The epic life and art of the famed Italian conductor.
In his lifetime, Arturo Toscanini (1867-1957) was considered the greatest conductor of all, and music historian Sachs (Curtis Institute of Music; The Ninth: Beethoven and the World in 1824, 2010, etc.) makes a strong case for that assessment with judicious quotations from contemporary sources. They reveal an exacting taskmaster, feared for his brutal criticisms of singers and orchestra members, who could also be a gentle instructor and a steadfast support—if he felt they were working hard enough. He drove no one harder than himself: a musical prodigy from a family in straitened circumstances, Toscanini won admittance to Parma’s prestigious Royal School of Music when he was 9 and conducted his first orchestra at 19. He gained early success in opera, serving as chief conductor of La Scala in Milan and then New York’s Metropolitan Opera, but he achieved his broadest popular reach leading the NBC Symphony Orchestra’s weekly radio broadcasts beginning in 1937. He awed performers and audiences by conducting without a score and was revered for his attention to detail and fidelity to the composer’s intentions.

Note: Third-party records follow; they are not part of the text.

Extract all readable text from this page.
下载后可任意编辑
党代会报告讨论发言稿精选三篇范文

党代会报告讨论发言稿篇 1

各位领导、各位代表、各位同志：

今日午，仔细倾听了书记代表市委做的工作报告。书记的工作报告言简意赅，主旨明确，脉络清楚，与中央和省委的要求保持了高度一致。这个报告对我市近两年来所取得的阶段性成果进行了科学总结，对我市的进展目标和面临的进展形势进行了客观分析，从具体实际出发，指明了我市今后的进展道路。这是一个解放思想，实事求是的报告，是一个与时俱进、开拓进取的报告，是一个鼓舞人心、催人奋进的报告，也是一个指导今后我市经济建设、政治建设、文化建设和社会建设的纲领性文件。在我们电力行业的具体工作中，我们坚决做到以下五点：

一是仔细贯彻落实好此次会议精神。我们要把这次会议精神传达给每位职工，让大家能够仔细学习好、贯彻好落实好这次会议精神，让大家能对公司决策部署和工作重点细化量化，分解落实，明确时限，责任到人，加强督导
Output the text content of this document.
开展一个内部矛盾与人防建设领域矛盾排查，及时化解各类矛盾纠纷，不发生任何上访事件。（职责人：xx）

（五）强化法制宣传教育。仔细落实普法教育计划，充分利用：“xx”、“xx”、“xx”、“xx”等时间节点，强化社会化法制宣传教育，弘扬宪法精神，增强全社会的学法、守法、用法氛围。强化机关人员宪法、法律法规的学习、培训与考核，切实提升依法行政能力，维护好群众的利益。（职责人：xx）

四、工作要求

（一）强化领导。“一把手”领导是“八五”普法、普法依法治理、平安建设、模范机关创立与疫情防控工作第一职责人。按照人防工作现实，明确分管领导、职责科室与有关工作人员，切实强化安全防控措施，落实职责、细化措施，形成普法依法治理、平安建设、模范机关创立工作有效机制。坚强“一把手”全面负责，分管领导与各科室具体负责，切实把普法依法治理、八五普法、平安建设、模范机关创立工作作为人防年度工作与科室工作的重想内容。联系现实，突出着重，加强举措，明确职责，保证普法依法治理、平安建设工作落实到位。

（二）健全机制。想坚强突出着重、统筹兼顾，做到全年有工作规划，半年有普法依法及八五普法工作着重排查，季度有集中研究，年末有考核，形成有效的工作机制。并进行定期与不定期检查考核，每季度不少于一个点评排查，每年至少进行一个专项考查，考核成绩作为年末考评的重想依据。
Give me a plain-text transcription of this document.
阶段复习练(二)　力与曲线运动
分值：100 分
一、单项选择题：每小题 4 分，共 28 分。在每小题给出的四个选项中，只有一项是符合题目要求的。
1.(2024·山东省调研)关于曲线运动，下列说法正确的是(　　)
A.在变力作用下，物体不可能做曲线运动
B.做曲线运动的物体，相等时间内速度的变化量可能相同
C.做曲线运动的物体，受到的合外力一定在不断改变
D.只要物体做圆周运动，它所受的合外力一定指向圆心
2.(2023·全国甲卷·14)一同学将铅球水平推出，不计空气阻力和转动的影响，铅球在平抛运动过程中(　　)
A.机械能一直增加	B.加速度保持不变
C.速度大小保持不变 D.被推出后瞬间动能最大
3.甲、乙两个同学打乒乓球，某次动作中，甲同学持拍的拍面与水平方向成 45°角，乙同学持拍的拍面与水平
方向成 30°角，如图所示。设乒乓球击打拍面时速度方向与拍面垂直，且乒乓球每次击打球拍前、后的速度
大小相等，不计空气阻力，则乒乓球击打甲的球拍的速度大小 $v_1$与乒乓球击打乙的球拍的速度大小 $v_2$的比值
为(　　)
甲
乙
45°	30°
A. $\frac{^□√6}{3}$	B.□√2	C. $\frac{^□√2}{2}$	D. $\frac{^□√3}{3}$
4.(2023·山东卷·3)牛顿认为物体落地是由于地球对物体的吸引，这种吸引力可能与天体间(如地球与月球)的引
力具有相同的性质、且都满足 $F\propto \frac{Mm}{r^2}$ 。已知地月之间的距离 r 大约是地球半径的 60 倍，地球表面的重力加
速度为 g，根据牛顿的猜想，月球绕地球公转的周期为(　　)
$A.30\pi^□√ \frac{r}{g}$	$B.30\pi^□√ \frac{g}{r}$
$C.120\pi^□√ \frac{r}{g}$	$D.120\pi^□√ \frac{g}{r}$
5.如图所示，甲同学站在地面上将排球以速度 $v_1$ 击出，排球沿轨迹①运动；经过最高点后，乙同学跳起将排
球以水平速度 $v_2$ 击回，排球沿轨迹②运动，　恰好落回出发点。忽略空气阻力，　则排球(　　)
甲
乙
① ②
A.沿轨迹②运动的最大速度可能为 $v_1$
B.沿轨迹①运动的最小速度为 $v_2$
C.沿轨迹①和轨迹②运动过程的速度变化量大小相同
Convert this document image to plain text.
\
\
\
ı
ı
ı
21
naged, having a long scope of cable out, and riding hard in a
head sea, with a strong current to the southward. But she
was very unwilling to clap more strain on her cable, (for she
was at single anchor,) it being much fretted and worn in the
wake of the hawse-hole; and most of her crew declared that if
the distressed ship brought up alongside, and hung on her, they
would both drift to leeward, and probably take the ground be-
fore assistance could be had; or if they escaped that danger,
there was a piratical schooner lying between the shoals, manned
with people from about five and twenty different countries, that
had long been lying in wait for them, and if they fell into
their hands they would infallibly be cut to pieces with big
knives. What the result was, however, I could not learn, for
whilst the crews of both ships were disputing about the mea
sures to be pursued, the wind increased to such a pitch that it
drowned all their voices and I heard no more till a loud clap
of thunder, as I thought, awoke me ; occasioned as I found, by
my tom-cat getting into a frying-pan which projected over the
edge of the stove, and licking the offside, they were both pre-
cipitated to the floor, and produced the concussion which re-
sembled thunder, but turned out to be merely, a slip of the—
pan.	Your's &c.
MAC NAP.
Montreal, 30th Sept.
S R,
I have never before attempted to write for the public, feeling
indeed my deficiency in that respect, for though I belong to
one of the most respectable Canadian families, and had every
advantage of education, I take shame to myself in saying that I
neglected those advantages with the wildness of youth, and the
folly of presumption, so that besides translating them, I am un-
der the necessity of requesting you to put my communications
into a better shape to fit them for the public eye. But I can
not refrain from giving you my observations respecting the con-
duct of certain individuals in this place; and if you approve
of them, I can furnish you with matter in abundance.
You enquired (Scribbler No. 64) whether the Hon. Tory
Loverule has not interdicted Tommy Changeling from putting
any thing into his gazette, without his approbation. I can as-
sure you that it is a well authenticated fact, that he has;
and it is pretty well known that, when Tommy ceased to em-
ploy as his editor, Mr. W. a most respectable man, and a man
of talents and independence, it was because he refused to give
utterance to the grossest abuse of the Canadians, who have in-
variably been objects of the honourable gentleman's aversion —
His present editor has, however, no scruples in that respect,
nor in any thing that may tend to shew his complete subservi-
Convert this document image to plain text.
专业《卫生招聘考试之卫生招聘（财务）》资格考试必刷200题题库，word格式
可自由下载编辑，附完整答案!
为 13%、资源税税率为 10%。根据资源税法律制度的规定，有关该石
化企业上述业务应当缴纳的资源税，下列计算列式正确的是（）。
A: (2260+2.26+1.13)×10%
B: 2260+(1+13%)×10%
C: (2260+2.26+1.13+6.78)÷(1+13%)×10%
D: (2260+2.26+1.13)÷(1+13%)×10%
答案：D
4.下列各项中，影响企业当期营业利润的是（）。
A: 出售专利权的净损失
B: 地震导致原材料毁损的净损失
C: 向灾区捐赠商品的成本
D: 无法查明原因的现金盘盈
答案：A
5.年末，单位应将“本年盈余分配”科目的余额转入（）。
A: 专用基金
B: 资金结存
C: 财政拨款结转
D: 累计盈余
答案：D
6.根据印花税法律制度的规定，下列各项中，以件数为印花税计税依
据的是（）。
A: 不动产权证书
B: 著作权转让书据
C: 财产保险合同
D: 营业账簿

Sachs creates a well-rounded portrait of this admirable artist and not entirely admirable man, noting that Toscanini proclaimed devotion to his wife while philandering well into his 70s. The biographer has nothing but admiration, however, for Toscanini’s principled anti-fascism, which led him to leave La Scala and to refuse to continue at Bayreuth, where he was the first non-German conductor. The author also praises Toscanini in his prime as an advocate for new music and living composers; if the conductor’s tastes grew more conservative over time, Sachs reminds us that this was part of a broader trend, as classical music and opera receded from the mainstream to rely on an established, mostly 19th-century canon. This minutely detailed chronicle of Toscanini’s jam-packed life offers more than casual readers will want to know, but music lovers will savor every evocative word.
Sweeping yet meticulous, appreciative without eschewing critical judgments—like Toscanini himself.